Part of the Gould map of 1854 showing the section of the Great Western Turnpike from the present Johnston Road intersection to the hamlet of Guilderland (then called Hamiltonville) at the present Foundry Road/Willow Street crossing.
Wolf Hills are marked along the present Johnston Road, and Toll Gate No. 2 a short way east of the crossroads that is now the Route 151 intersection.
The JA McKown marked on both sides of the road farther west was James A McKown, a nephew of William (Billy) McKown. The cemetery nearby is the Prospect Hill Cemetery.

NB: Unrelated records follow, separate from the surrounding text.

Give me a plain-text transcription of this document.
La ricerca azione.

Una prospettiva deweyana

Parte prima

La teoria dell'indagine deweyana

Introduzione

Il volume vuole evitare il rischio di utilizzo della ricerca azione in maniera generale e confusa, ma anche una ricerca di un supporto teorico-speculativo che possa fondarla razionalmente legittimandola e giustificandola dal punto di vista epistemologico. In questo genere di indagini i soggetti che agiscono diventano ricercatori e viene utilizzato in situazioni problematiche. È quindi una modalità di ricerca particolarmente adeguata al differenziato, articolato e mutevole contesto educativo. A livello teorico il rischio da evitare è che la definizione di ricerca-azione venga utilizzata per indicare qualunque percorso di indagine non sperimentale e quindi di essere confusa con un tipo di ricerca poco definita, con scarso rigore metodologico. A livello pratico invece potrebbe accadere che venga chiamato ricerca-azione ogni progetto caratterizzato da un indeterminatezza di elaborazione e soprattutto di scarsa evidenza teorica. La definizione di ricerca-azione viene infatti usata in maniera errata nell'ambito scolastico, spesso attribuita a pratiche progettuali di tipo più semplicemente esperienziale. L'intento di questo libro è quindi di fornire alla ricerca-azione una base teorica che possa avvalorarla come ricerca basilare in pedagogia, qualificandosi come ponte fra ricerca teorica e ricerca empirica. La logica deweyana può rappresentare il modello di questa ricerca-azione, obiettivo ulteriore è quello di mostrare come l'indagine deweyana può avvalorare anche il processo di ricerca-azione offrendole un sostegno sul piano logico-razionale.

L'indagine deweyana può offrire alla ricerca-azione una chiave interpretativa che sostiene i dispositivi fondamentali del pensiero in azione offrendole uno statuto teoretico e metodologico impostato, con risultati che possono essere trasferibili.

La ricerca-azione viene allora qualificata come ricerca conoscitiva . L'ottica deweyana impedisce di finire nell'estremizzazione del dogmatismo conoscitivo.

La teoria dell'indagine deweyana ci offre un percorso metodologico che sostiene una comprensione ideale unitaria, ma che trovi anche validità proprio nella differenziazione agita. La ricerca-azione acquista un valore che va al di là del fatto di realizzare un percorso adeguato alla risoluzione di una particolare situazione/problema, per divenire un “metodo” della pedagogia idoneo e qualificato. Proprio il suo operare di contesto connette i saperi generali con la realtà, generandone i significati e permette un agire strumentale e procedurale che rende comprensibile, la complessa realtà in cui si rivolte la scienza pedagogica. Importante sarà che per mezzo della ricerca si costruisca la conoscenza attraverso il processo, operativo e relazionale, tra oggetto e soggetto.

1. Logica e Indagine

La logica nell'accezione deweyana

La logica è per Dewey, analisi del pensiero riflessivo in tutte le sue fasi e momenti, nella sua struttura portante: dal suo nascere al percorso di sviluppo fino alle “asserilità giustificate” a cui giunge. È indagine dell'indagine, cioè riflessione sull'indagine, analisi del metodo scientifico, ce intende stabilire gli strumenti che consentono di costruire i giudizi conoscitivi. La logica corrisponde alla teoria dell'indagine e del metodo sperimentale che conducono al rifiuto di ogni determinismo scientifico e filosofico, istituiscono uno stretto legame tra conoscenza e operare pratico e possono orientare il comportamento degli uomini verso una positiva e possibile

The first paving of Western Avenue into McKownville was described, among much other evidence of corruption in Albany, in an article titled "Mr. Barnes of Albany", published in Colliers Magazine in 1912. The pertinent part reads:
"There is a brick street pavement, built at the expense of the taxpayers of Albany, from the heart of the city out to the country club and to Barnes’s country bungalow. Two hundred and twenty-five feet of this pavement extends beyond city limits. For two miles, on the north side of this paved avenue, there are seven dwelling houses, and on the south side there are fourteen dwelling houses and an ice house. Forty thousand dollars of bonds were authorized by the city council for this Boulevard de Triomphe, dedicated to the convenience of Barnes and his friends. The boulevard might have been paved with some other substance but for the fact that one of Barnes’s henchmen is a stockholder in a brick plant, and Barnes, being a Harvard graduate and a classical scholar, follows the Roman custom of dividing the small spoils among his camp followers……..
The State law required a petition for an improvement of the kind this brick pavement was, to be signed by persons owning not less than one-third of the number of feet on both sides of the road. It was useless to try to get the consent of these property owners; so the bonds were voted by the city council without them. These bonds were bought at public sale by the National Copper Bank of New York City. The attorneys of the bank discovered the flaw, and the bank refused to take the bonds.
Thereupon, the City Comptroller, contrary to law privately sold part of these and other like bonds to the Albany Police Pension Fund, of which fund he was the treasurer; and what was left he sold to Charles H. Gaus, the State Comptroller, who was Barnes’s Mayor of Albany at the time the bonds were voted, for the State Canal Debt Sinking Fund."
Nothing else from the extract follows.